Answer the following:
Isolate the given variable in the following equations:
$4x + 2 = 6x - w, \ $ for $x$
$\dfrac{x + 1}{x - 3} = 1, \ $ for $x$
$4xy - w(2xz - 3yz) + 3 = -4x - y, \ $ for $x$
$\dfrac{1}{x} - \dfrac{2x}{x^2} - 2 = 4$
Find all real-valued solutions (meaning your solutions must be in $\mathbb{R}$) for the following equations.
$3x + 4 = 7$
$2x + 3 = 7 - 3x$
$x^2 + x - 12 =0$
$2x^2 = 8$
$4x^2 - x = 0$
$x^2 = 3(x-1)$
$\dfrac{1}{x} = \dfrac{4}{3x} + 1$
$\dfrac{1}{x-1} + \dfrac{1}{x+2} = \dfrac{5}{4}$
Isolate $x$ in the equation $a(b + cx) + d = e$. Remember to simplify compound fractions when you see them.

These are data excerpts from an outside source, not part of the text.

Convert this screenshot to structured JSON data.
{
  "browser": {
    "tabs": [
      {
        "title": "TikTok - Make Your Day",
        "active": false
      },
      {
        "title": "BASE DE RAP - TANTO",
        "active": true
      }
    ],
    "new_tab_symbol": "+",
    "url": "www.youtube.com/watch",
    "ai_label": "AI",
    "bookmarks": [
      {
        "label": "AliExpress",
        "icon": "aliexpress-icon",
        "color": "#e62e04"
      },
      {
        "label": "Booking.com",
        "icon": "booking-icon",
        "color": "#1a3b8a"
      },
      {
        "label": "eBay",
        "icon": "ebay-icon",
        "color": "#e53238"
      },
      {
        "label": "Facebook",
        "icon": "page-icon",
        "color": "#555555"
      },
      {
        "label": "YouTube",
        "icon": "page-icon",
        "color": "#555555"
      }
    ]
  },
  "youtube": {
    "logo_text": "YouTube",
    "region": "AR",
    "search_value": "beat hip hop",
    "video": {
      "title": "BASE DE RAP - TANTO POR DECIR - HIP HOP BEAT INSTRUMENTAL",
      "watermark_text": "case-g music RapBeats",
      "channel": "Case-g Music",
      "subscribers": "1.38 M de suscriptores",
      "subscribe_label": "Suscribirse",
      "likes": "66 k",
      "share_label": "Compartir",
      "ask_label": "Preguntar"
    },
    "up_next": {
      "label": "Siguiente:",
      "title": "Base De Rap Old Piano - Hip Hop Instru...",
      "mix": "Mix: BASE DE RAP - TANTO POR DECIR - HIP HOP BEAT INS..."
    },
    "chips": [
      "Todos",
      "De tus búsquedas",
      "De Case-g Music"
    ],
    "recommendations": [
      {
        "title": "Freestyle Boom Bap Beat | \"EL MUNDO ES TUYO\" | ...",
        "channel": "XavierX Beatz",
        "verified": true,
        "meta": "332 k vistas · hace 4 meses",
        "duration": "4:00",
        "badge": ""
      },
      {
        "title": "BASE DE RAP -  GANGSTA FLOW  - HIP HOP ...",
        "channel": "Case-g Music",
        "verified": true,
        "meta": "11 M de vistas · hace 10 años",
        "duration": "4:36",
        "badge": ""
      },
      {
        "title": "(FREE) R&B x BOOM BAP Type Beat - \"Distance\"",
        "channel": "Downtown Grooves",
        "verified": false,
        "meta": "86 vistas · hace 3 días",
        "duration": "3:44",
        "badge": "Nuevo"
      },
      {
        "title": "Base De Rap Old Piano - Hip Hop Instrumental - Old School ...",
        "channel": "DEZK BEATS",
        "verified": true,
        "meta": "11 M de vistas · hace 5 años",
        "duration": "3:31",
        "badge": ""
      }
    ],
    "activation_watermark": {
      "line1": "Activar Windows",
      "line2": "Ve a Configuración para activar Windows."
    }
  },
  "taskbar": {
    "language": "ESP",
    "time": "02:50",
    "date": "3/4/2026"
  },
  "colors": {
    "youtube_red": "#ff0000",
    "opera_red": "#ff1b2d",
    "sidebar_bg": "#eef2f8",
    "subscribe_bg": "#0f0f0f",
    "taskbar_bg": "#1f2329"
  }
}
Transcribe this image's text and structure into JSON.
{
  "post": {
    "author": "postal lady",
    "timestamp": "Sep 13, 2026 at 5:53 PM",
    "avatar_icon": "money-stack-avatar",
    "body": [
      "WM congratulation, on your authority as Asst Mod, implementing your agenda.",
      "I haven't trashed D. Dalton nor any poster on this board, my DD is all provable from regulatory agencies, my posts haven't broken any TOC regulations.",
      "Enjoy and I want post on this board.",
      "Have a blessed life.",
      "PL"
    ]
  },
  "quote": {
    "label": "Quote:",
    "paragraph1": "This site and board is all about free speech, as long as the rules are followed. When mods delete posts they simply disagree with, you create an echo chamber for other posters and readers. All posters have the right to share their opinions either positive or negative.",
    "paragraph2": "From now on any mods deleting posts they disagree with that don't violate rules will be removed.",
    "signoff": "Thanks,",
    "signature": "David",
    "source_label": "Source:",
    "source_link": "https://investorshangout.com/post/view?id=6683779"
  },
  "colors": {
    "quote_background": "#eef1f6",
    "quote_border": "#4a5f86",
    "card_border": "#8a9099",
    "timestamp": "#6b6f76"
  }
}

A student tries to isolate $x$ in the equation $(a + b)x = c + d$ by dividing by $a + b$, resulting in \[x = \dfrac{c}{a + b} + d\] What mistake did the student make?
Solve the following equations. Remember to check your work if necessary!
$\dfrac{1}{x-1} - \dfrac{2}{x^2} = 0$
$\sqrt{8x - 1} = 3$
$\sqrt{2x + 1} + 1 = x$
Add, subtract, divide or multiply. Make sure your answer is in the form $a + bi$.
$(3 + 2i) + 5i$
$(-12 + 8i) - (7 + 4i)$
$(5 - 3i)(1 + i)$
$(3 - 7i)^2$
(skip) $\dfrac{1}{i}$
(skip) $\dfrac{2 - 3i}{1 - 2i}$
(skip) $i^{10}$
(skip) Solve $3x^2 + 1 = 0$. Make sure your solution is a complex number.